Oxford was amazing for handholds. Even the Georgian buildings—which were short on gargoyles—had cornices, pediments, lintels, and ledges to help the truly bored and desperate inhabitants of the city to escape.

And it was beautiful out there—especially to a man whose head was still fizzing from the electric lights of Alice's laboratory. All that serrated architecture rising into the sky. A crescent moon as thin as a nail-clipping. And Ellini back there on the landing, half-buried in shadow, nervous and unfathomable and desperate to escape. And it didn't matter if they never did—just as long as they had each other's company while they were dreaming about it.

"I don't think I'm supposed to leave the Faculty," she said, sticking her head out of the window.

"Because you might make all the bats up here fall madly in love with you?"

She hesitated. "You promise we're just going up onto the roof?"

"I don't like to promise, Miss—" Jack paused, looking back at her from his ledge. "Look, do you have some kind of a pet name?
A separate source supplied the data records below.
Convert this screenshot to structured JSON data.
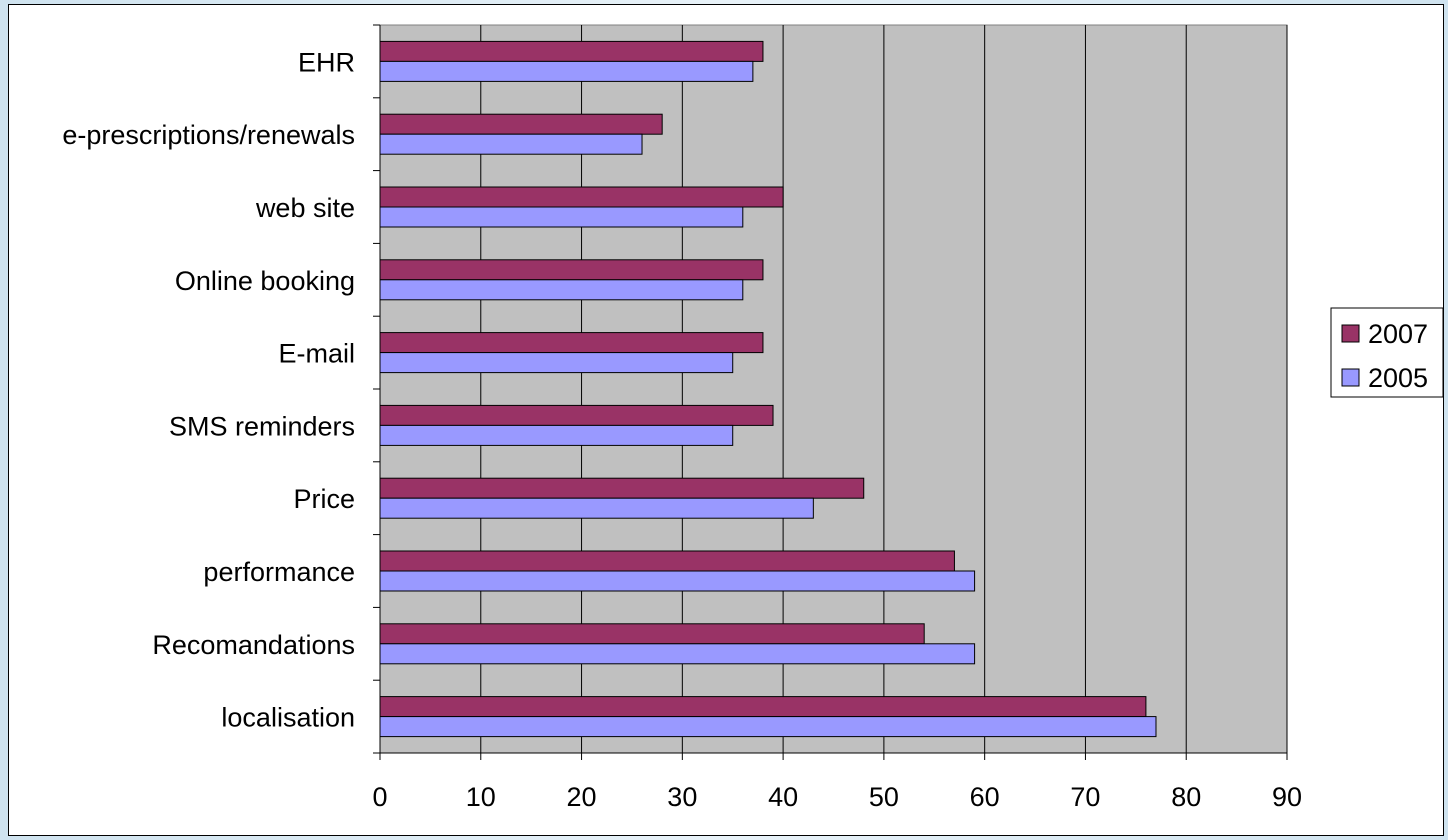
{
  "chart_data": {
    "type": "bar",
    "orientation": "horizontal",
    "categories": [
      "EHR",
      "e-prescriptions/renewals",
      "web site",
      "Online booking",
      "E-mail",
      "SMS reminders",
      "Price",
      "performance",
      "Recomandations",
      "localisation"
    ],
    "series": [
      {
        "name": "2007",
        "color": "#993366",
        "values": [
          38,
          28,
          40,
          38,
          38,
          39,
          48,
          57,
          54,
          76
        ]
      },
      {
        "name": "2005",
        "color": "#9999ff",
        "values": [
          37,
          26,
          36,
          36,
          35,
          35,
          43,
          59,
          59,
          77
        ]
      }
    ],
    "xlim": [
      0,
      90
    ],
    "xticks": [
      "0",
      "10",
      "20",
      "30",
      "40",
      "50",
      "60",
      "70",
      "80",
      "90"
    ],
    "grid": "vertical",
    "plot_background": "#c0c0c0",
    "legend": "right"
  }
}
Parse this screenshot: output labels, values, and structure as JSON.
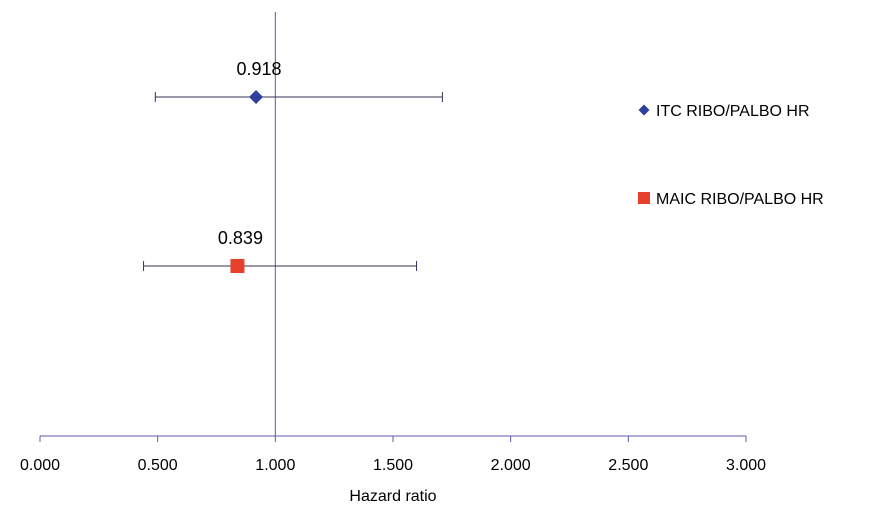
{
  "chart_data": {
    "type": "scatter",
    "title": "",
    "xlabel": "Hazard ratio",
    "ylabel": "",
    "xlim": [
      0,
      3
    ],
    "x_ticks": [
      "0.000",
      "0.500",
      "1.000",
      "1.500",
      "2.000",
      "2.500",
      "3.000"
    ],
    "reference_line_x": 1,
    "grid": false,
    "legend_position": "right",
    "series": [
      {
        "name": "ITC RIBO/PALBO HR",
        "marker": "diamond",
        "color": "#2f3f9e",
        "x": 0.918,
        "ci_low": 0.49,
        "ci_high": 1.71,
        "label": "0.918"
      },
      {
        "name": "MAIC RIBO/PALBO HR",
        "marker": "square",
        "color": "#e8412b",
        "x": 0.839,
        "ci_low": 0.44,
        "ci_high": 1.6,
        "label": "0.839"
      }
    ],
    "axis_color": "#5b5ba8",
    "errorbar_color": "#333355"
  }
}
A nickname? I suppose they've all got bad associations," he muttered, hauling himself up onto the next ledge. "I bet it was all 'my angel', 'my darling', 'my reason for living', 'my reason for throttling anyone who so much as glances at you'."

Ellini laughed—a little against her will, it seemed to Jack. But she was still standing at the window, making no effort to follow him.

"Then I'll call you mouse," he said, stepping onto the slates of the Faculty's roof. "You can't get less romantic than mouse, can you?"

"Probably not without being insulting."

He made his way up the slates, hoping she would follow if he disappeared from view. But this probably didn't look as casual as he'd intended, because he started back as soon as he heard the sounds of climbing.

Ellini had got up on the windowsill. She was standing on tiptoe, with the heels of her ankle-boots projecting out over the sill. She steadied herself against the window-frame and stepped sideways onto the ledge. He had expected her to struggle, but she leapt from one ledge to the next like a mountain goat. When they got up onto the roof, she even knew to test the slates with her toes before putting her full weight on them, in case they were coming loose.